Global expansion may have reached a self-sustaining velocity


Bob Baur

Clear signs that global expansion is on track

The global economic recovery that began in early 2016 has reached a self-sustaining velocity. Momentum is likely peaking, but solid growth should persist well into 2018.  The evidence pointing to this is compelling, strong industrial production, robust growth, and improved capital spending. The case is further strengthened when we consider that business and consumer confidence is surging, in some cases to record levels, and stock market internals such as low interest rates, rebounding profits, fading caution and recent relative performance of small cap and value stocks to large cap growth stocks also confirm the reflation.

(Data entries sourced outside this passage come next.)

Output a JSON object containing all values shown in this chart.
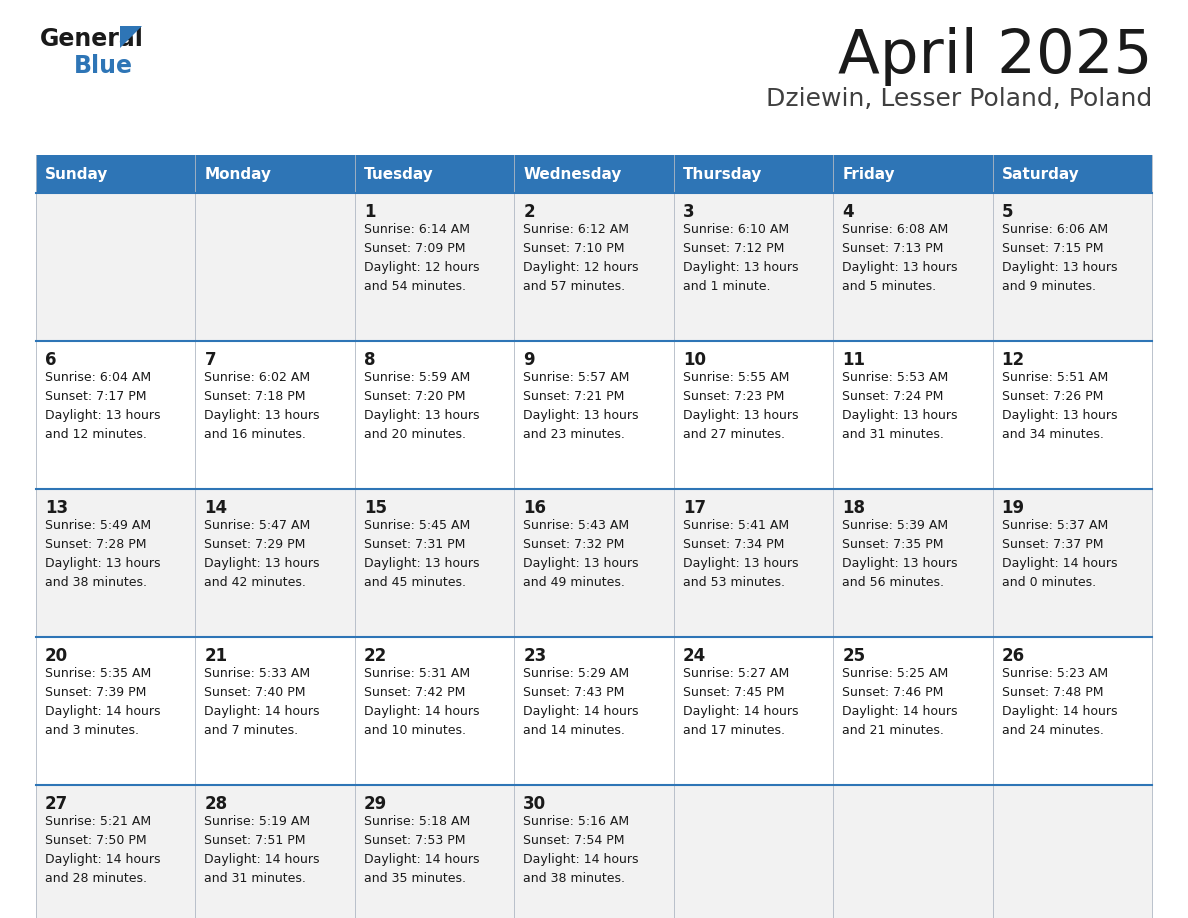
{
  "title": "April 2025",
  "subtitle": "Dziewin, Lesser Poland, Poland",
  "header_bg": "#2E75B6",
  "header_text": "#FFFFFF",
  "row_bg_light": "#F2F2F2",
  "row_bg_white": "#FFFFFF",
  "border_color": "#2E75B6",
  "cell_border_color": "#B0B8C4",
  "days_of_week": [
    "Sunday",
    "Monday",
    "Tuesday",
    "Wednesday",
    "Thursday",
    "Friday",
    "Saturday"
  ],
  "logo_general_color": "#1a1a1a",
  "logo_blue_color": "#2E75B6",
  "logo_triangle_color": "#2E75B6",
  "title_color": "#1a1a1a",
  "subtitle_color": "#404040",
  "day_num_color": "#1a1a1a",
  "info_color": "#1a1a1a",
  "weeks": [
    [
      {
        "day": "",
        "info": ""
      },
      {
        "day": "",
        "info": ""
      },
      {
        "day": "1",
        "info": "Sunrise: 6:14 AM\nSunset: 7:09 PM\nDaylight: 12 hours\nand 54 minutes."
      },
      {
        "day": "2",
        "info": "Sunrise: 6:12 AM\nSunset: 7:10 PM\nDaylight: 12 hours\nand 57 minutes."
      },
      {
        "day": "3",
        "info": "Sunrise: 6:10 AM\nSunset: 7:12 PM\nDaylight: 13 hours\nand 1 minute."
      },
      {
        "day": "4",
        "info": "Sunrise: 6:08 AM\nSunset: 7:13 PM\nDaylight: 13 hours\nand 5 minutes."
      },
      {
        "day": "5",
        "info": "Sunrise: 6:06 AM\nSunset: 7:15 PM\nDaylight: 13 hours\nand 9 minutes."
      }
    ],
    [
      {
        "day": "6",
        "info": "Sunrise: 6:04 AM\nSunset: 7:17 PM\nDaylight: 13 hours\nand 12 minutes."
      },
      {
        "day": "7",
        "info": "Sunrise: 6:02 AM\nSunset: 7:18 PM\nDaylight: 13 hours\nand 16 minutes."
      },
      {
        "day": "8",
        "info": "Sunrise: 5:59 AM\nSunset: 7:20 PM\nDaylight: 13 hours\nand 20 minutes."
      },
      {
        "day": "9",
        "info": "Sunrise: 5:57 AM\nSunset: 7:21 PM\nDaylight: 13 hours\nand 23 minutes."
      },
      {
        "day": "10",
        "info": "Sunrise: 5:55 AM\nSunset: 7:23 PM\nDaylight: 13 hours\nand 27 minutes."
      },
      {
        "day": "11",
        "info": "Sunrise: 5:53 AM\nSunset: 7:24 PM\nDaylight: 13 hours\nand 31 minutes."
      },
      {
        "day": "12",
        "info": "Sunrise: 5:51 AM\nSunset: 7:26 PM\nDaylight: 13 hours\nand 34 minutes."
      }
    ],
    [
      {
        "day": "13",
        "info": "Sunrise: 5:49 AM\nSunset: 7:28 PM\nDaylight: 13 hours\nand 38 minutes."
      },
      {
        "day": "14",
        "info": "Sunrise: 5:47 AM\nSunset: 7:29 PM\nDaylight: 13 hours\nand 42 minutes."
      },
      {
        "day": "15",
        "info": "Sunrise: 5:45 AM\nSunset: 7:31 PM\nDaylight: 13 hours\nand 45 minutes."
      },
      {
        "day": "16",
        "info": "Sunrise: 5:43 AM\nSunset: 7:32 PM\nDaylight: 13 hours\nand 49 minutes."
      },
      {
        "day": "17",
        "info": "Sunrise: 5:41 AM\nSunset: 7:34 PM\nDaylight: 13 hours\nand 53 minutes."
      },
      {
        "day": "18",
        "info": "Sunrise: 5:39 AM\nSunset: 7:35 PM\nDaylight: 13 hours\nand 56 minutes."
      },
      {
        "day": "19",
        "info": "Sunrise: 5:37 AM\nSunset: 7:37 PM\nDaylight: 14 hours\nand 0 minutes."
      }
    ],
    [
      {
        "day": "20",
        "info": "Sunrise: 5:35 AM\nSunset: 7:39 PM\nDaylight: 14 hours\nand 3 minutes."
      },
      {
        "day": "21",
        "info": "Sunrise: 5:33 AM\nSunset: 7:40 PM\nDaylight: 14 hours\nand 7 minutes."
      },
      {
        "day": "22",
        "info": "Sunrise: 5:31 AM\nSunset: 7:42 PM\nDaylight: 14 hours\nand 10 minutes."
      },
      {
        "day": "23",
        "info": "Sunrise: 5:29 AM\nSunset: 7:43 PM\nDaylight: 14 hours\nand 14 minutes."
      },
      {
        "day": "24",
        "info": "Sunrise: 5:27 AM\nSunset: 7:45 PM\nDaylight: 14 hours\nand 17 minutes."
      },
      {
        "day": "25",
        "info": "Sunrise: 5:25 AM\nSunset: 7:46 PM\nDaylight: 14 hours\nand 21 minutes."
      },
      {
        "day": "26",
        "info": "Sunrise: 5:23 AM\nSunset: 7:48 PM\nDaylight: 14 hours\nand 24 minutes."
      }
    ],
    [
      {
        "day": "27",
        "info": "Sunrise: 5:21 AM\nSunset: 7:50 PM\nDaylight: 14 hours\nand 28 minutes."
      },
      {
        "day": "28",
        "info": "Sunrise: 5:19 AM\nSunset: 7:51 PM\nDaylight: 14 hours\nand 31 minutes."
      },
      {
        "day": "29",
        "info": "Sunrise: 5:18 AM\nSunset: 7:53 PM\nDaylight: 14 hours\nand 35 minutes."
      },
      {
        "day": "30",
        "info": "Sunrise: 5:16 AM\nSunset: 7:54 PM\nDaylight: 14 hours\nand 38 minutes."
      },
      {
        "day": "",
        "info": ""
      },
      {
        "day": "",
        "info": ""
      },
      {
        "day": "",
        "info": ""
      }
    ]
  ]
}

Bank indices are offering better returns than the overall market. Mildly rising interest rates also suggest that investors appreciate some of the more recent worries such as risks of deflation, political turmoil in Europe, or a China hard landing have fallen significantly.

Of the 45 countries tracked by Organisation of Economic Cooperation and Development, all are growing and many are accelerating. With the global financial crisis nearly a decade in the rear-view mirror, the dread, fear, and caution it generated is starting to fade. So, even if structural forces pressure long-term yields lower, cyclical forces of solid growth momentum should push rates higher in the near-term.

In particular, the Eurozone and Japan are surging, with positive news from the US and China

Economic sentiment in the Eurozone is approaching a 17-year high as confidence improved in every sector and country. Inflation in Italy stays modest at 1.12% over the prior year in September and unemployment is falling and job gains are healthy.

Although growth in Japan is shy of the 2.5% annualized pace of the second-quarter, Prime Minister Abe is confident enough to call a snap election for October 22nd. Spurred on no doubt by a 15 year high in labor force participation rate is the highest in nearly fifteen years, record corporate profits and investment is picking up.

The U.S. is remaining consistently positive. Confidence is high, job growth is robust, and inflation is subdued.  Over in China manufacturing and service businesses are improving and although growth is not accelerating, but no near-term hard landing is anywhere in sight.

Robust growth and less accommodation

The world expansion rolls on and central banks are contemplating reducing monetary ease. With higher oil prices, solid global growth, and fading investor caution, long-term sovereign bond yields should work higher into year-end.

Asset allocation: return to reflation

Cyclical securities rebounded in September because investors judged the global upturn to be self-sustaining. Robust economic conditions suggest there’s more rally ahead. However, rising interest rates or inflation concerns could trigger a correction from high valuations.

What happens when governments are supplying fiscal stimulus to already robust economies rather than during recessions or tough times

We may soon find out.. The U.S. Congress will soon discuss a tax bill with large business tax cuts. Japanese officials suggest future tax hike proceeds be used to support education. The German election combined with French President Macron’s plans for a more integrated Europe may result in looser budget constraints. Cuts to required reserves in China are also a stimulus. If reflation doesn’t ignite on its own, fiscal stimulus may do it, perhaps even bringing concerns of overheating.

Looking ahead

The global economy is likely at peak growth momentum now. Any deceleration into year-end or beyond coupled with higher long-term rates could precipitate a correction. So, the potential for a longer rally is still there, but interim risk is rising. Those of the faint of heart might want to use this rally to take a few more chips off the table.